Musk relance la machine à promesses avec Terafab, son usine à puces texane

Elon Musk est de retour. Cette fois, c’est avec Terafab, une initiative pour fabriquer des puces dédiées à l’IA et à la robotique, censées alimenter Tesla, SpaceX et xAI. L’annonce est tombée hier, et comme d’habitude, le boss de Tesla a balancé le truc entre deux tweets cryptiques. L’usine serait située près du quartier général de Tesla à Austin, mais TechRepublic nuance : le site final n’est pas encore arrêté. Surprise, surprise.

On connaît la musique. Musk promet la Lune (littéralement, avec SpaceX) tous les mardis, livre un PowerPoint le jeudi, et entre-temps, tweete des conneries à 3h du mat’. Le ratio annonces/résultats est devenu une blaque. Rappelle-toi : le Cybertruck devait sortir en 2021, le robot humanoïde Optimus devait être en production en 2023, et le Full Self Driving devait être… bon, on arrête là. Terafab s’inscrit dans cette tradition glorieuse du pétard mouillé.

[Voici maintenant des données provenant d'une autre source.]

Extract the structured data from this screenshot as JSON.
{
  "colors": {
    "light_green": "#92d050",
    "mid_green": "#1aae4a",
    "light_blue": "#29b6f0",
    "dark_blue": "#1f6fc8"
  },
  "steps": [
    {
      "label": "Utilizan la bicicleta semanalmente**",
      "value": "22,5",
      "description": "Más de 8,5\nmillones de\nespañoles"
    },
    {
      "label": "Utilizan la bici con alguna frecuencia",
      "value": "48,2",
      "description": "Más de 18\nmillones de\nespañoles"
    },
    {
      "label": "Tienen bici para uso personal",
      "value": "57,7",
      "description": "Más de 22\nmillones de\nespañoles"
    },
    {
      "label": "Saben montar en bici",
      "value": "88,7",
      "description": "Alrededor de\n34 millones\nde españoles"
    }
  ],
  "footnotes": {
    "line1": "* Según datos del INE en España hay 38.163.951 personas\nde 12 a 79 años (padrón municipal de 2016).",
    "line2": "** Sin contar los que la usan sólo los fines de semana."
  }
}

Pourquoi cette usine ? Parce que les puces actuelles ne suffisent pas, paraît-il. Les besoins en IA et robotique explosent, et Musk veut contrôler sa supply chain. Pas con, en théorie. Sauf que fabriquer des semi-conducteurs, c’est pas comme lancer une fusée (ou alors, une fusée qui explose au décollage). Ça coûte des milliards, ça prend des années, et ça demande une expertise que même Intel et TSMC bataillent à maîtriser. Tesla a déjà du mal à tenir ses délais de production de bagnoles, alors une fonderie de puces… bonne chance.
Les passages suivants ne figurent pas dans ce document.